OREANDA-NEWS. January 11, 2010. The IMF's Executive Board approved this week the annual report on the economic situation and outlooks of Estonia. The report is the result of the IMF mission's autumn visit to Estonia and it commends Estonia's current economic policy and the decisive steps taken to consolidate the general government budget.

"Similarly to other countries, the global economic crisis has also affected Estonia, putting the country's economic resilience and ability to adjust to a serious test. The IMF's report states that in general, the Estonian economy has coped well with the challenges faced," said Governor of Eesti Pank Andres Lipstok.

According to the Ministry of Finance, the IMF's report is a confirmation that the choices Estonia has made have been correct. The IMF commends the country's fiscal consolidation, the objective of adopting the euro and the adjustment ability of the economy. Long-term fiscal sustainability has provided us with a competitive edge in exiting the crisis and opened the door to the euro area.

"The report supports our fiscal policy choices and we agree with the standpoint that structural changes to improve the position must be continued. The cabinet has decided to increase the retirement age to 65 years and cancel special pensions. In addition, we are discussing the phasing-out of mortgage interest tax deductibility. All this is in line with the report," said Minister of Finance Jurgen Ligi.

"The IMF stressed that prudent fiscal policies should be continued in order to adjust smoothly in the euro area," Lipstok said.

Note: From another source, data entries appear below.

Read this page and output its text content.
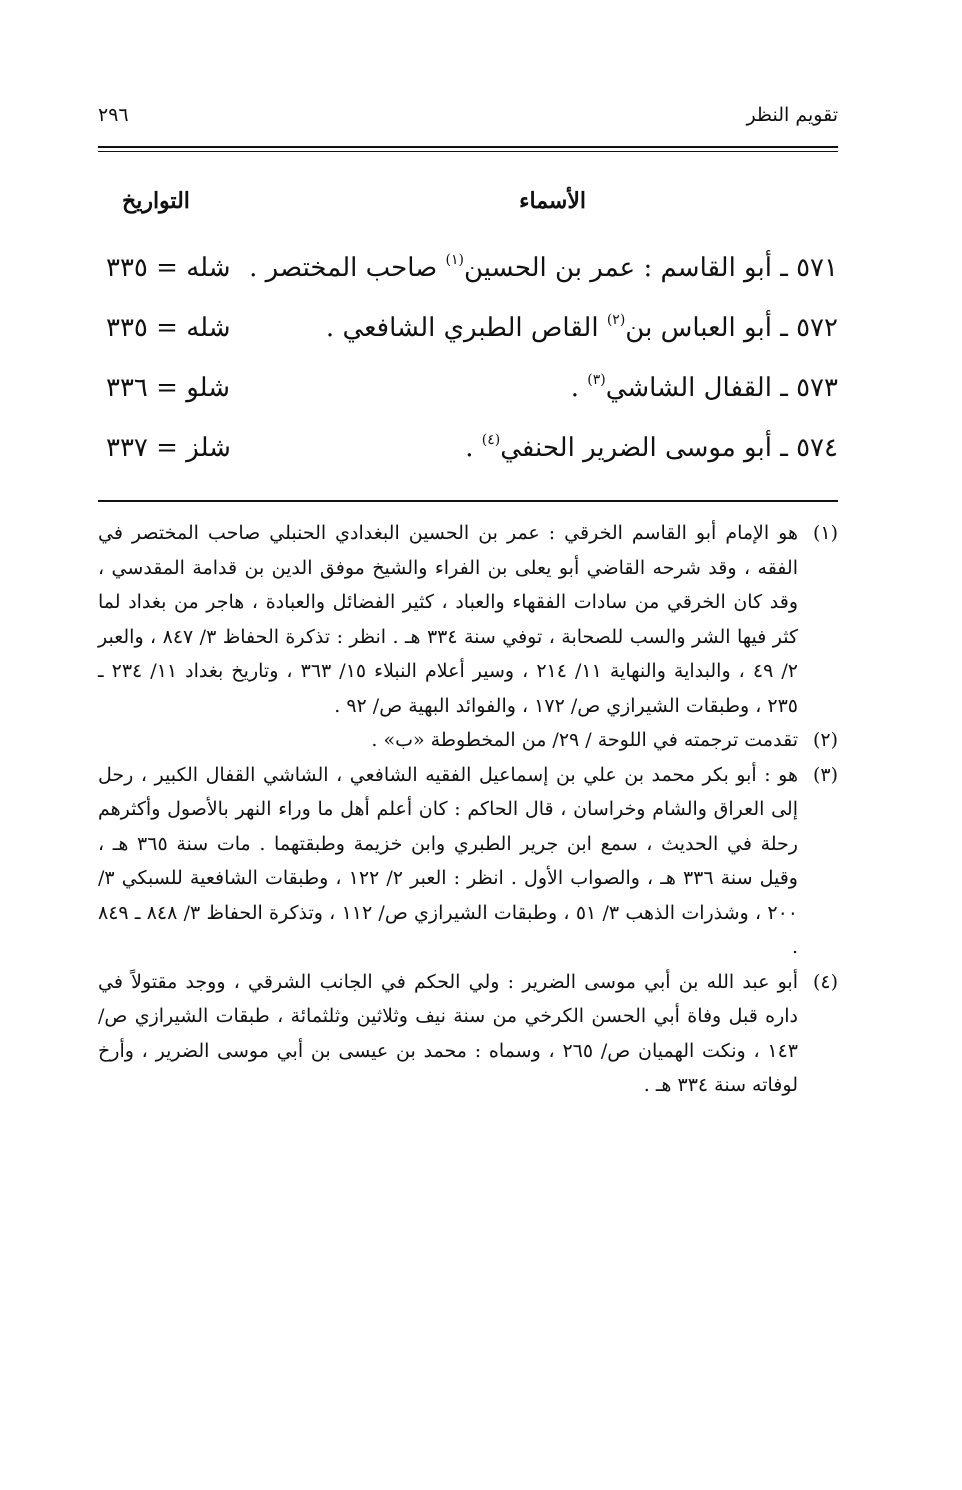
تقويم النظر
٢٩٦
الأسماء
التواريخ
٥٧١ ـ أبو القاسم : عمر بن الحسين$^{(١)}$ صاحب المختصر .
شله = ٣٣٥
٥٧٢ ـ أبو العباس بن$^{(٢)}$ القاص الطبري الشافعي .
شله = ٣٣٥
٥٧٣ ـ القفال الشاشي$^{(٣)}$ .
شلو = ٣٣٦
٥٧٤ ـ أبو موسى الضرير الحنفي$^{(٤)}$ .
شلز = ٣٣٧
(١)
هو الإمام أبو القاسم الخرقي : عمر بن الحسين البغدادي الحنبلي صاحب المختصر في الفقه ، وقد شرحه القاضي أبو يعلى بن الفراء والشيخ موفق الدين بن قدامة المقدسي ، وقد كان الخرقي من سادات الفقهاء والعباد ، كثير الفضائل والعبادة ، هاجر من بغداد لما كثر فيها الشر والسب للصحابة ، توفي سنة ٣٣٤ هـ . انظر : تذكرة الحفاظ ٣/ ٨٤٧ ، والعبر ٢/ ٤٩ ، والبداية والنهاية ١١/ ٢١٤ ، وسير أعلام النبلاء ١٥/ ٣٦٣ ، وتاريخ بغداد ١١/ ٢٣٤ ـ ٢٣٥ ، وطبقات الشيرازي ص/ ١٧٢ ، والفوائد البهية ص/ ٩٢ .
(٢)
تقدمت ترجمته في اللوحة / ٢٩/ من المخطوطة «ب» .
(٣)
هو : أبو بكر محمد بن علي بن إسماعيل الفقيه الشافعي ، الشاشي القفال الكبير ، رحل إلى العراق والشام وخراسان ، قال الحاكم : كان أعلم أهل ما وراء النهر بالأصول وأكثرهم رحلة في الحديث ، سمع ابن جرير الطبري وابن خزيمة وطبقتهما . مات سنة ٣٦٥ هـ ، وقيل سنة ٣٣٦ هـ ، والصواب الأول . انظر : العبر ٢/ ١٢٢ ، وطبقات الشافعية للسبكي ٣/ ٢٠٠ ، وشذرات الذهب ٣/ ٥١ ، وطبقات الشيرازي ص/ ١١٢ ، وتذكرة الحفاظ ٣/ ٨٤٨ ـ ٨٤٩ .
(٤)
أبو عبد الله بن أبي موسى الضرير : ولي الحكم في الجانب الشرقي ، ووجد مقتولاً في داره قبل وفاة أبي الحسن الكرخي من سنة نيف وثلاثين وثلثمائة ، طبقات الشيرازي ص/ ١٤٣ ، ونكت الهميان ص/ ٢٦٥ ، وسماه : محمد بن عيسى بن أبي موسى الضرير ، وأرخ لوفاته سنة ٣٣٤ هـ .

He added that it is also important the IMF is of the opinion that even if the share of non-performing loans somewhat increases, it will not pose considerable risks to the country's financial stability. The banks' liquidity and capitalisation are absolutely sufficient owing to the capital adequacy requirements and full integration with strong Nordic banking groups.
The report approved by the Executive Board is based on thorough bilateral discussions in the framework of the Article IV consultations in Estonia in October last year. The staff visit lasted nearly two weeks and included meetings with representatives from both the public and the private sector.